Yanlarına yaklaşarak konuştum.

"Diğer insanlar annene nasıl sesleniyor?"
"Anne diye."
       " ..."
       "Anneannen annene nasıl sesleniyor? Ya da baban?"
       "Babam seslenmiyor. Anneannemde benim doğurduğum diyor."
       "Arkadaşları nasıl sesleniyor peki?"
       "Allah'ın cezası diye."
"Ne?"
"Şaka şaka anne diye."
       "Ya Bartu bu çocuğun yaşı kaç başı kaç bize mal mal şakalar yapıyor Allah Aşkına"
        "Ben 4 yaşındayım bir kere."
      
    Derin bir nefes alıp kızın saçlarını okşayarak konuşacakken kız elimi ısırıverdi. E AMA AMINA KODUĞUMUN HAYATINDA BİR VELET TARAFINDAN ISIRILMAMIŞTIM O DA OLDU

"AĞĞĞAAĞAĞA NAPIYORSUN BE"
"SAÇIMA DOKUNMAYA ÇALIŞTIN!"
"YA BİR SİKTİR GİT VELETE BAK!"
"ELİF ÇOCUĞUN YANINDA KÜFÜR ETME!"
"HADİ LAN ORADAN BU MU ÇOCUK!"
"ÇOCUĞUM SEN DE BIRAK ABLANIN ELİNİ!"

Bartu elimi bırakıp bir şey olmuş mu diye baktı. İyi olduğumu görünce de acısı geçsin diye elimi tutup okşamaya başladı. Onun verdiği sakinlikle kızın boyuna erişmek için eğilerek konuştum.

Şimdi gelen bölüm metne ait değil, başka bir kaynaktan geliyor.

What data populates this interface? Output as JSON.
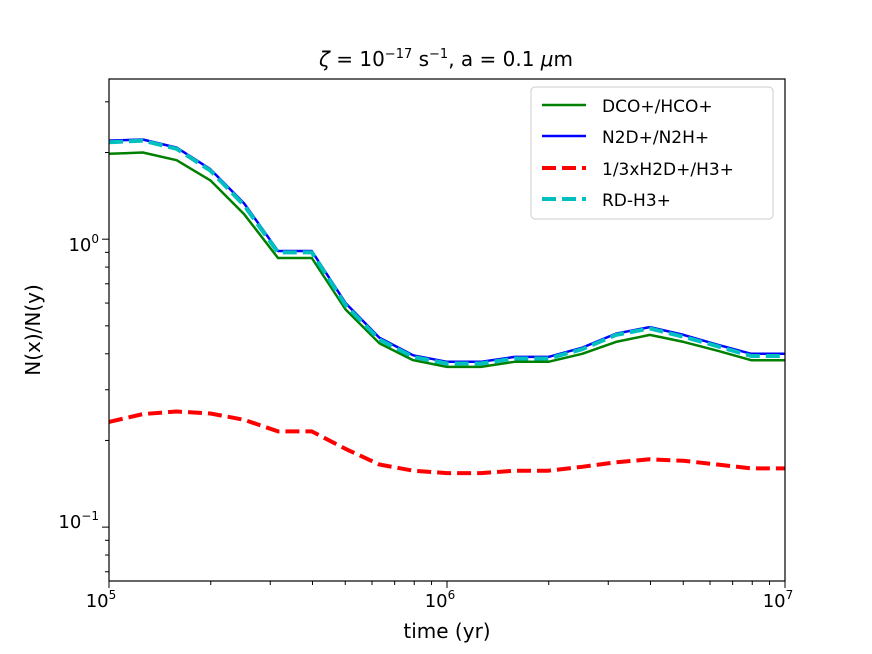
{
  "colors": {
    "dco_hco": "#008000",
    "n2d_n2h": "#0000ff",
    "h2d_h3": "#ff0000",
    "rd_h3": "#00bfbf"
  },
  "chart_data": {
    "type": "line",
    "title": {
      "zeta": "ζ",
      "eq1": " = 10",
      "exp1": "−17",
      "unit": " s",
      "exp2": "−1",
      "rest": ", a = 0.1 ",
      "mu": "μ",
      "m": "m"
    },
    "xlabel": "time (yr)",
    "ylabel": "N(x)/N(y)",
    "xscale": "log",
    "yscale": "log",
    "xlim": [
      100000,
      10000000
    ],
    "ylim": [
      0.065,
      3.6
    ],
    "xticks": [
      {
        "value": 100000,
        "base": "10",
        "exp": "5"
      },
      {
        "value": 1000000,
        "base": "10",
        "exp": "6"
      },
      {
        "value": 10000000,
        "base": "10",
        "exp": "7"
      }
    ],
    "yticks": [
      {
        "value": 1,
        "base": "10",
        "exp": "0"
      },
      {
        "value": 0.1,
        "base": "10",
        "exp": "−1"
      }
    ],
    "x": [
      100000,
      125900,
      158500,
      199500,
      251200,
      316200,
      398100,
      501200,
      631000,
      794300,
      1000000,
      1259000,
      1585000,
      1995000,
      2512000,
      3162000,
      3981000,
      5012000,
      6310000,
      7943000,
      10000000
    ],
    "series": [
      {
        "name": "DCO+/HCO+",
        "key": "dco_hco",
        "style": "solid",
        "values": [
          1.98,
          2.0,
          1.88,
          1.6,
          1.22,
          0.86,
          0.86,
          0.57,
          0.435,
          0.38,
          0.36,
          0.36,
          0.375,
          0.375,
          0.4,
          0.44,
          0.465,
          0.44,
          0.41,
          0.38,
          0.38
        ]
      },
      {
        "name": "N2D+/N2H+",
        "key": "n2d_n2h",
        "style": "solid",
        "values": [
          2.2,
          2.22,
          2.08,
          1.75,
          1.33,
          0.91,
          0.91,
          0.6,
          0.455,
          0.395,
          0.375,
          0.375,
          0.39,
          0.39,
          0.42,
          0.47,
          0.495,
          0.465,
          0.43,
          0.4,
          0.4
        ]
      },
      {
        "name": "1/3xH2D+/H3+",
        "key": "h2d_h3",
        "style": "dashed",
        "values": [
          0.232,
          0.247,
          0.252,
          0.248,
          0.236,
          0.215,
          0.215,
          0.187,
          0.165,
          0.157,
          0.154,
          0.154,
          0.157,
          0.157,
          0.162,
          0.168,
          0.172,
          0.17,
          0.165,
          0.16,
          0.16
        ]
      },
      {
        "name": "RD-H3+",
        "key": "rd_h3",
        "style": "dashed",
        "values": [
          2.17,
          2.2,
          2.06,
          1.73,
          1.31,
          0.9,
          0.9,
          0.59,
          0.448,
          0.39,
          0.37,
          0.37,
          0.385,
          0.385,
          0.415,
          0.465,
          0.49,
          0.458,
          0.425,
          0.393,
          0.393
        ]
      }
    ],
    "legend_position": "upper-right"
  }
}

"Bak canım, annenin adı ne?"
"Anne."
"Kimlikte yazan adı ne?"
"Kimlik ne?"
"Hiçbir şey. Anneni nerede kaybettin?"
"Burada."

Kafamı kaldırıp etrafta baktım. Görünürde kimse yoktu.

"En son ne söyledi sana?"
"Burada bekle dedi. O şu karşıdaki manava gitti."

Garip garip çocuğun suratına baktım.

"E annen gelecekmiş ya?"
"Sormadınız ki?"
"Lan madem annen gelecek niye öküz gibi ağlıyorsun?"
"Elif!"
"Aman be."

Karşıdan elinde bir poşet erik tutan bir abla geldiğinde çocuğa dönüp sordum.

"Bu mu annen?"
"Hıhı."

Kadın yanımızda durduğunda ona dönüp hızlıca konuştum.

"Abla senin adın ne ya?"
"Beyza?"
"Valla abla bu çocukla Allah sabır versin."

Bir şey söylemesine izin vermeden elimi Bartu'nun elinden çektim ve poşetleri alıp hızlıca uzaklaştım. Bir kere de akıllısı denk gelse ya.